We are preparing to send Canadian troops to Latvia as part of a NATO tripwire mission to warn off the Kremlin from expanding its destabilising efforts from Ukraine to the Baltics and beyond. That will put us directly in the Russians’ crosshairs and we should be preparing for an onslaught of Russian fake news about appalling criminal misbehaviour by our troops (as has already happened to the Germans leading a similar mission in Lithuania) and a wholly imaginary “public outcry” by Latvians who will allegedly want no part of NATO “warmongering”. Nor will our military presence be the only target: Russian disinformation aims to undermine trust in all institutions, including business.
Since the end of the Cold War we have forgotten the power of ideas to inspire people to action. If people do not have access to sound ideas, however, the alternative is not silence. On the contrary: the space we have left unoccupied will rapidly fill with bad, damaging, mistaken, misleading and dangerous ideas.
At least some of the audience then become unwitting instruments of the ideas’ originators. Propaganda is the obeisance that demagogy and autocracy pay to the human desire to understand and to do the right thing.
Since the end of the Cold War we have forgotten the power of ideas to inspire people to action.
Remember that after the fall of the Berlin Wall the West’s greatest disarmament was not in military hard power, but in soft power; we dismantled virtually all our capacity to respond to Russian propaganda. In the Cold War, fiction was confronted with truth: Radio Free Europe/Liberty, the BBC, Radio-Canada International and others projected credible facts in local languages to those behind the iron curtain.
We laid down those arms.
Russia did not. If anything the Kremlin has redoubled its efforts, with the result that in ideas terms the west today is bringing a knife to a gun fight. Unsurprisingly we are getting shot up.
As Estonian-Canadian documentary filmmaker and author Marcus Kolga says, what the Kremlin does best is to sow doubt. And it does that by undermining facts with conspiratorial theories; theories which are rooted in anti-Zionism, homophobia, xenophobia and a general mistrust of our established institutions– political, social and economic.
By corroding trust, Putin breaks down established relationships and gains the upper hand. The west’s solidarity –that ultimately led to the collapse of the USSR– was based on trust in each other and the values we collectively represent. The most potent weapon the Kremlin possesses is the ability to sow doubt in the minds of the populations of the west about who is doing what to whom and why.
The Americans are playing right into the Kremlin’s hands with their reaction to Putin’s clear attempts at manipulation of the US election via hacked emails, hacking claims the Russian government does not deny. By making the issue one of Russian influence over President Donald Trump and his advisors, rather than the Kremlin’s malevolent intentions, the US political class is helping to fertilise the very seeds of mistrust that the Kremlin is trying to sow.
People in business cannot afford to be indifferent to this phenomenon as undermining confidence in the trustworthiness of our economic institutions is every bit as much grist to the Kremlin’s mill as attacking our politics.
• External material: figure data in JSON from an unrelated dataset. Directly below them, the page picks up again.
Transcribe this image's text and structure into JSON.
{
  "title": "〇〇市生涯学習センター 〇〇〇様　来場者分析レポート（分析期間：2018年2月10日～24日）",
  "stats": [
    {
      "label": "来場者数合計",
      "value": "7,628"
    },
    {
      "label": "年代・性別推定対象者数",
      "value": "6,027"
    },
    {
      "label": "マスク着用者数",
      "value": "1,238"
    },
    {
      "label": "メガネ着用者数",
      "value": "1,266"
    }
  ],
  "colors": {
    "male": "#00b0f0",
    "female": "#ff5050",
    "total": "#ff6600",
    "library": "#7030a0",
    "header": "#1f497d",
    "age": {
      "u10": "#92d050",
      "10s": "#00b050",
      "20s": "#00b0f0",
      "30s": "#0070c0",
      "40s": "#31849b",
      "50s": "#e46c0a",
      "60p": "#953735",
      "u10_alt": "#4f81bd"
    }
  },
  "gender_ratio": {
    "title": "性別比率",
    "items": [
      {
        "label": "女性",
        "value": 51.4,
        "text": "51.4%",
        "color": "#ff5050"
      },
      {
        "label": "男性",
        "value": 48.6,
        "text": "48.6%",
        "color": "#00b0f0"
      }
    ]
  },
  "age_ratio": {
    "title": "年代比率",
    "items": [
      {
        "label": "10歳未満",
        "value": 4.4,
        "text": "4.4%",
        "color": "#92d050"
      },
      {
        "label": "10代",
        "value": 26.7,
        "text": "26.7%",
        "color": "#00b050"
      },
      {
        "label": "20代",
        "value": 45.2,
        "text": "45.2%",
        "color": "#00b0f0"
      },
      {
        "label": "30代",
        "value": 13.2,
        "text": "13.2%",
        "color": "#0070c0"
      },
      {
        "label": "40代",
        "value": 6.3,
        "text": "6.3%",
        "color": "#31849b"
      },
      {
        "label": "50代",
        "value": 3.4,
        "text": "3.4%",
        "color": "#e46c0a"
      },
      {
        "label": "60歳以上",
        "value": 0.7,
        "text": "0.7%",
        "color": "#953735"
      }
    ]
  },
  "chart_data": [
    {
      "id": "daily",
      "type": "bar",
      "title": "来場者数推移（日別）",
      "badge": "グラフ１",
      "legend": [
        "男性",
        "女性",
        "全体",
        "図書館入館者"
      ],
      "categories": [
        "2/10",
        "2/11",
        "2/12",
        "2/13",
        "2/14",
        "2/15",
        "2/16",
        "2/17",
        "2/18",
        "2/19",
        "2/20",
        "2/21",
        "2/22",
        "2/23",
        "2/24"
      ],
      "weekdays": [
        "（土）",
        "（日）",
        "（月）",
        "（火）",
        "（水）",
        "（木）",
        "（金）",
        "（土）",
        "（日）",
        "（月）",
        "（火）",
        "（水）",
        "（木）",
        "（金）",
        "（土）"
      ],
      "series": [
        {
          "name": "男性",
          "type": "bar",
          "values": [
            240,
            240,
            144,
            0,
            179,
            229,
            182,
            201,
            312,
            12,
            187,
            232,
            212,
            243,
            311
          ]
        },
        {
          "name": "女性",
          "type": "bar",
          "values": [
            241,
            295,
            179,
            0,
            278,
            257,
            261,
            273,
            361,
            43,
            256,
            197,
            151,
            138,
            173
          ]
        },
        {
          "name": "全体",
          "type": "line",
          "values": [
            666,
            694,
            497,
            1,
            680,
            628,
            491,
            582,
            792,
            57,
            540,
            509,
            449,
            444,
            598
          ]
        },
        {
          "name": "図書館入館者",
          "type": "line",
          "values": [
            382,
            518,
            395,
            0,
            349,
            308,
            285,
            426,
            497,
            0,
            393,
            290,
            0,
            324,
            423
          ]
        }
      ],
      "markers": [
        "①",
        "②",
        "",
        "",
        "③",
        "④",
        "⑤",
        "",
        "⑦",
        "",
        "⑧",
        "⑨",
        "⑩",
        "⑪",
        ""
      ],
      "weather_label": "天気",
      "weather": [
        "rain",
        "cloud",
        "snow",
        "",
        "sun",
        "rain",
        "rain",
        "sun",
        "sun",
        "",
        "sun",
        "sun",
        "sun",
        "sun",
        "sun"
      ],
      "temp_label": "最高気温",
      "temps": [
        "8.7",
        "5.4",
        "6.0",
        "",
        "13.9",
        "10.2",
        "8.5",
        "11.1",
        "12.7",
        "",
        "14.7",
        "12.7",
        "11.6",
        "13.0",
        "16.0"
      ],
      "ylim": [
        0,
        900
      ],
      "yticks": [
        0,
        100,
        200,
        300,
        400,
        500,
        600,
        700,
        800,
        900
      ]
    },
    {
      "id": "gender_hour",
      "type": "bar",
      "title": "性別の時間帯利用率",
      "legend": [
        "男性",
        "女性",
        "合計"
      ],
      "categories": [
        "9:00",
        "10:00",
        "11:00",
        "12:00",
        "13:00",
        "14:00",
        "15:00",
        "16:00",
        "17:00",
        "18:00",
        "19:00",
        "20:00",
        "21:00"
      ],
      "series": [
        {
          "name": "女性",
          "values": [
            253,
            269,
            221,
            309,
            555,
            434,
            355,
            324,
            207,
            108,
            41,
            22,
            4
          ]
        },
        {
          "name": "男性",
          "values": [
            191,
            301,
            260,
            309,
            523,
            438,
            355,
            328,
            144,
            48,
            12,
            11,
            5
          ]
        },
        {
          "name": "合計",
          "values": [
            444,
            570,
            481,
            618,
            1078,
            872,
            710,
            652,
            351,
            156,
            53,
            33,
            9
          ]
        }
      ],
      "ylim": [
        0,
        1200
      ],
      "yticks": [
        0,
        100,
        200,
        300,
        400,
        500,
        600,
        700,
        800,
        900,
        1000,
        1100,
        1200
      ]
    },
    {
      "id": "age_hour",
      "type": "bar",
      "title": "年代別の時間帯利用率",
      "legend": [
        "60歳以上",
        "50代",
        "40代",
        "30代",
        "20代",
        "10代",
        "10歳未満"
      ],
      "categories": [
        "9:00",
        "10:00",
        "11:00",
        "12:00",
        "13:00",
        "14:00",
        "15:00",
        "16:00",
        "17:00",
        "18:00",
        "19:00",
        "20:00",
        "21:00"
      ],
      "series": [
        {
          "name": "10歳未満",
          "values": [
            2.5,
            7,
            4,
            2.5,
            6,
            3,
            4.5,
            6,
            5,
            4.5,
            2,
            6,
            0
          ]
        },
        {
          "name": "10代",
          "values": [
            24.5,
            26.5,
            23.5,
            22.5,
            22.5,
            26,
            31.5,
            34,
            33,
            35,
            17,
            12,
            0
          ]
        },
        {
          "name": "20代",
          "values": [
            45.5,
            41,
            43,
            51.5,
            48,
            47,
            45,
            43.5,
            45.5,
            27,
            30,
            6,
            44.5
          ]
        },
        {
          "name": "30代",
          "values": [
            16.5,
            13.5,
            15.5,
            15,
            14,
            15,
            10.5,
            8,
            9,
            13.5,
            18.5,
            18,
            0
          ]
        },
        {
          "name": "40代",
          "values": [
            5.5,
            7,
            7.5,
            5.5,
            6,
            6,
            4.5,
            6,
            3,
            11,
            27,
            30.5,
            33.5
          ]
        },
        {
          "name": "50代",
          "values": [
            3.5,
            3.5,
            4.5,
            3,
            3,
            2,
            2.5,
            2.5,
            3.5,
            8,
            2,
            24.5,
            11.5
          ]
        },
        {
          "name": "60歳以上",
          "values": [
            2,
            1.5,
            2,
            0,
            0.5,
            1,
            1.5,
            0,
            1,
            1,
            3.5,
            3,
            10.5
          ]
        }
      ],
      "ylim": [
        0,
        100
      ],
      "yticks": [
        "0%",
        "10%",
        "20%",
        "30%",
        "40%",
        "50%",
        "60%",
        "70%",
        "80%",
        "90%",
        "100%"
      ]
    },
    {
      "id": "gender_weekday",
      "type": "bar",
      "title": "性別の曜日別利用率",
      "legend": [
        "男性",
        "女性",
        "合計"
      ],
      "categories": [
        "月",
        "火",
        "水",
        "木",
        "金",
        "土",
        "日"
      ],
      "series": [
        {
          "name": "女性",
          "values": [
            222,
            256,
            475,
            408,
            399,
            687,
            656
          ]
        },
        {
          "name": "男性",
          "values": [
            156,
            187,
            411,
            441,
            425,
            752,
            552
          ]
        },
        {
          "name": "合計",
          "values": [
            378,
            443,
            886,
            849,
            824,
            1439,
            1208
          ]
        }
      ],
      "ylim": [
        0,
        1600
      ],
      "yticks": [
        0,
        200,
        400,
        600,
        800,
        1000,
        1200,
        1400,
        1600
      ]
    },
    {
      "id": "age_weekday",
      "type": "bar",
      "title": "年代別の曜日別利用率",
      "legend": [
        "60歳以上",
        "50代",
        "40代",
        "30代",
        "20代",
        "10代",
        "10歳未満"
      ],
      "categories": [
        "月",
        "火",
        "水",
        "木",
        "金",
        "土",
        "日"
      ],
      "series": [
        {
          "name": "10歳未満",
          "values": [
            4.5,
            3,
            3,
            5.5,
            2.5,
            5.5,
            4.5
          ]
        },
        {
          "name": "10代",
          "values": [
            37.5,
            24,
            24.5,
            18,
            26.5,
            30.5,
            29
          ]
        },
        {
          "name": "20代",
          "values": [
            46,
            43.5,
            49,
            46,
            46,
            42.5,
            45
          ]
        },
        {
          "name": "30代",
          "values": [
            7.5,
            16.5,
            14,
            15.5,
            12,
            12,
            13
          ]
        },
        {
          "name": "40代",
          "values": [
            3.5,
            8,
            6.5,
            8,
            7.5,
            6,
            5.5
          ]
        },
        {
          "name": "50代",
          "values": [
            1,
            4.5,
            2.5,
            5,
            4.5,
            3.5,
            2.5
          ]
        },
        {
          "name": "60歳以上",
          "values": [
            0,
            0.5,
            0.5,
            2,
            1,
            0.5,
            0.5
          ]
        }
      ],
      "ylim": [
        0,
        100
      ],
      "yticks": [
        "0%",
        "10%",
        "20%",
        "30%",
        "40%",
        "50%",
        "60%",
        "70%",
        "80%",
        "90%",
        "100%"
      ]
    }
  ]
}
A 2014 story about explosions at Columbia Chemicals’ plant in the US proved to be a fake story planted by a Kremlin troll farm dubbed “The Internet Research Agency.”
The most potent weapon the Kremlin possesses is the ability to sow doubt in the minds of the populations of the west about who is doing what to whom and why.
Russia, a major energy producer, is alarmed about the fracking revolution that has increased oil and gas production and lowered costs in the west. According to a US intelligence report, the Kremlin is running an extensive disinformation campaign about the health, environmental and other dangers of fracking. Also in their sights: LNG and oilsands.
Countering Kremlin dezinformatia will not be easy. It’s not just a matter of presenting the truth via facts and fact-checking in a limited -print/radio/TV- environment but adjusting our strategy to the new media “ecosystem”, one where convenient fictions become reality, and debate can be instantly conjured up on fantasy issues.
In a world where conspiracy theories targeting business and political leaders and institutions are hugely popular and no one seems interested in any philosophy that cannot be printed on a T-shirt, trust will become increasingly scarce. Yet trust, and especially trust in institutions, is the foundation on which market economies are based. Indeed, according to one economist, “If you take a broad enough definition of trust, then it would explain basically all the difference between the per capita income of the United States and Somalia”. If we do not defend it, who will?